At a guess AlphaGo doesn't because it isn't an agent. Which just passes the buck to why isn't it an agent, so at a guess it's a partial agent. What this means is kind of like, it's a good sport - it's not going to try to spell out death threats. (Though this seems more to do with it a) it not knowing language - imagine trying to spell out threats to aliens you've never seen on a Go board, when a1) you don't have a language, a2) the aliens don't know your language, and b):
It's answering a question about its model of the world which is different from the real world.
) Though it was trained via simulation/watching pro games (depending on the version). If you just trained such a program on a database where that was a strategy, maybe you'd get something that would. Additionally, AI has a track record of also being (what some might call) a bad sport - using "cheats" and the like. It's kind of about the action space and the training I'd guess.

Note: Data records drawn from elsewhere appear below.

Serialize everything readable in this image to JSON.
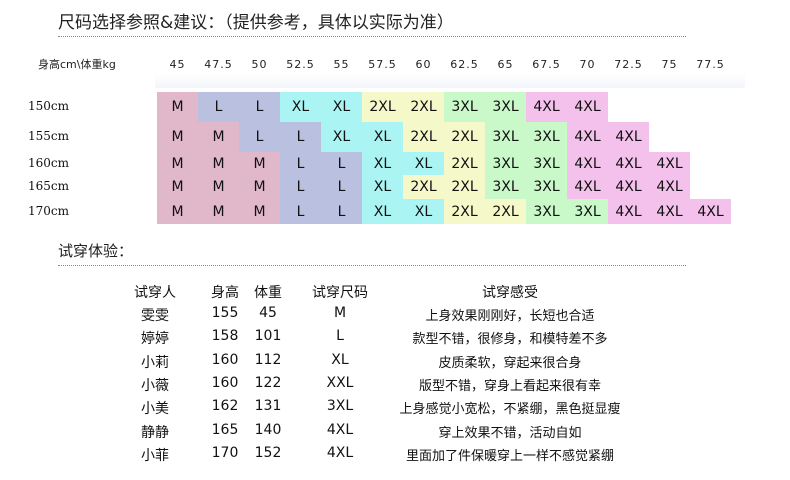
{
  "title": "尺码选择参照&建议：（提供参考，具体以实际为准）",
  "size_chart": {
    "corner_label": "身高cm\\体重kg",
    "weights": [
      "45",
      "47.5",
      "50",
      "52.5",
      "55",
      "57.5",
      "60",
      "62.5",
      "65",
      "67.5",
      "70",
      "72.5",
      "75",
      "77.5"
    ],
    "heights": [
      "150cm",
      "155cm",
      "160cm",
      "165cm",
      "170cm"
    ],
    "rows": [
      [
        "M",
        "L",
        "L",
        "XL",
        "XL",
        "2XL",
        "2XL",
        "3XL",
        "3XL",
        "4XL",
        "4XL"
      ],
      [
        "M",
        "M",
        "L",
        "L",
        "XL",
        "XL",
        "2XL",
        "2XL",
        "3XL",
        "3XL",
        "4XL",
        "4XL"
      ],
      [
        "M",
        "M",
        "M",
        "L",
        "L",
        "XL",
        "XL",
        "2XL",
        "3XL",
        "3XL",
        "4XL",
        "4XL",
        "4XL"
      ],
      [
        "M",
        "M",
        "M",
        "L",
        "L",
        "XL",
        "2XL",
        "2XL",
        "3XL",
        "3XL",
        "4XL",
        "4XL",
        "4XL"
      ],
      [
        "M",
        "M",
        "M",
        "L",
        "L",
        "XL",
        "XL",
        "2XL",
        "2XL",
        "3XL",
        "3XL",
        "4XL",
        "4XL",
        "4XL"
      ]
    ],
    "size_colors": {
      "M": "#e0b8c9",
      "L": "#b9c0e0",
      "XL": "#aaf4f4",
      "2XL": "#f5f8c9",
      "3XL": "#c9f8c9",
      "4XL": "#f4c0ec"
    }
  },
  "trial_section": {
    "heading": "试穿体验：",
    "headers": [
      "试穿人",
      "身高",
      "体重",
      "试穿尺码",
      "试穿感受"
    ],
    "rows": [
      [
        "雯雯",
        "155",
        "45",
        "M",
        "上身效果刚刚好，长短也合适"
      ],
      [
        "婷婷",
        "158",
        "101",
        "L",
        "款型不错，很修身，和模特差不多"
      ],
      [
        "小莉",
        "160",
        "112",
        "XL",
        "皮质柔软，穿起来很合身"
      ],
      [
        "小薇",
        "160",
        "122",
        "XXL",
        "版型不错，穿身上看起来很有幸"
      ],
      [
        "小美",
        "162",
        "131",
        "3XL",
        "上身感觉小宽松，不紧绷，黑色挺显瘦"
      ],
      [
        "静静",
        "165",
        "140",
        "4XL",
        "穿上效果不错，活动自如"
      ],
      [
        "小菲",
        "170",
        "152",
        "4XL",
        "里面加了件保暖穿上一样不感觉紧绷"
      ]
    ]
  }
}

Basically, if you're looking for an AI to come up with new ways of being evil, maybe it needs a head start - once a bot understands that some patterns spelled out on the board will work well against a certain type of opponent*, maybe it'll try to find patterns that do that. Maybe it's an "architecture" issue, not a training issue - Monte Carlo Tree Search might be well suited to beating Go, but not to finding ways to spell out death threats on a Go board in the middle of a game. (I also don't think that's a good strategy a priori.)
*You could test how different ways of training turn out if you add a way to cheat/cheatcodes - like if you spell out "I WIN" or one swear word** you win.
**I imagine trying to go all the way to threats immediately (inside the game Go) isn't going to go very fast, so you have to start small.
My thoughts on this:
The main reason seems to me that Alpha Go is trained primarily on self-play, or on imitating existing top players, and as such there is very little training data that could cause it to build a model that includes humans (and it isn't remotely good enough at generalization to generalize from that training data to human models).
In a world where Alpha Go was trained on a very accurate simulation of a human, in the same way, I expect that it would learn intimidation strategies reasonably well, in particular if the simulated humans are static and don't learn in response to Alpha Go's actions.